I feel like many of the tutorial I've found assume a knowledge of system internals and monitoring I do not already have.
Could you recommend a good starting point?
Thanks for any responses.
- Join Date
- Apr 2009
- I can be found either 40 miles west of Chicago, in Chicago, or in a galaxy far, far away.
This subject is why I get paid a six-figure (USD) salary by one of the biggest companies in the world! The simple answer is that there are a LOT of resources on the internet to help you with this, but the basic stuff for Linux systems is the sysstat package. That can provide a lot of data on how your system is performing with regard to CPU, I/O, network and other usages. There are also other tools to use than can provide a nice view into how the system is acting, such as Ganglia. FWIW, sysstat and Ganglia simple look at the data in /proc on a periodic basis and then record and/or display that for the user.

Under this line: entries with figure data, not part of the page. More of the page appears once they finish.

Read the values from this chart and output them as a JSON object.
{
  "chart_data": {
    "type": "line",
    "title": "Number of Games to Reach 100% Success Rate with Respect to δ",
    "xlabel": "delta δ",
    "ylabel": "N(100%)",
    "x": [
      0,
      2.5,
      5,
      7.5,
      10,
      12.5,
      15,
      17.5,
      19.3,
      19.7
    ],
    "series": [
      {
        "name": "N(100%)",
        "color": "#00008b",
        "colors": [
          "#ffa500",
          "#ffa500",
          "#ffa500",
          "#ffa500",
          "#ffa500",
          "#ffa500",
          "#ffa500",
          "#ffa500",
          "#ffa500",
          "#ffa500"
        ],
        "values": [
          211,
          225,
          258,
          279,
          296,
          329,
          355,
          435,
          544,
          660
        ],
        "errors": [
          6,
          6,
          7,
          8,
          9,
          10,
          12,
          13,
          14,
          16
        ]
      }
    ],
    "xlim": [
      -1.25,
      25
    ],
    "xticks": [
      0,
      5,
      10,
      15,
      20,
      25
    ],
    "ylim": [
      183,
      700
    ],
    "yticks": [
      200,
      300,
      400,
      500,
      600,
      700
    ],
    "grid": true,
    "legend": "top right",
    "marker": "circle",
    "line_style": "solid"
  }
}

As for your specific questions, I have to say that what is "good" vs. "bad" depends upon WAAAAY too many factors to go into here. I have spent many years gaining this knowledge, and even now a lot is due to gut reactions given the system configuration, usage factors, etc. I am in the process of developing serious mathematical models that will allow us to determine when our systems are mis-behaving by monitoring in real time many different factors. A lot of that math is from my engineering background, utilizing things like Kalman filters on the data provided by sysstat, as well as other local factors. Not a subject for the novice or those without suitable background in statistical analysis and calculus.
As for a starting point, unless you have a really strong engineering background and in-depth knowledge of the Linux system, then stick with packaged solutions. There are some really good ones out there, both open source (like Ganglia, Nagios, and sysstat) as well as proprietary monitoring tools. You just have to decide which provides the features that will help you the most. Bear in mind that proprietary tools like HP-Unicenter are very pricey, whereas opensource tools like Nagios and Ganglia provide a lot of the same functionality at a much lower price point. The main difference is support, and how much you are willing to learn on your own.Sometimes, real fast is almost as good as real time.
Just remember, Semper Gumbi - always be flexible!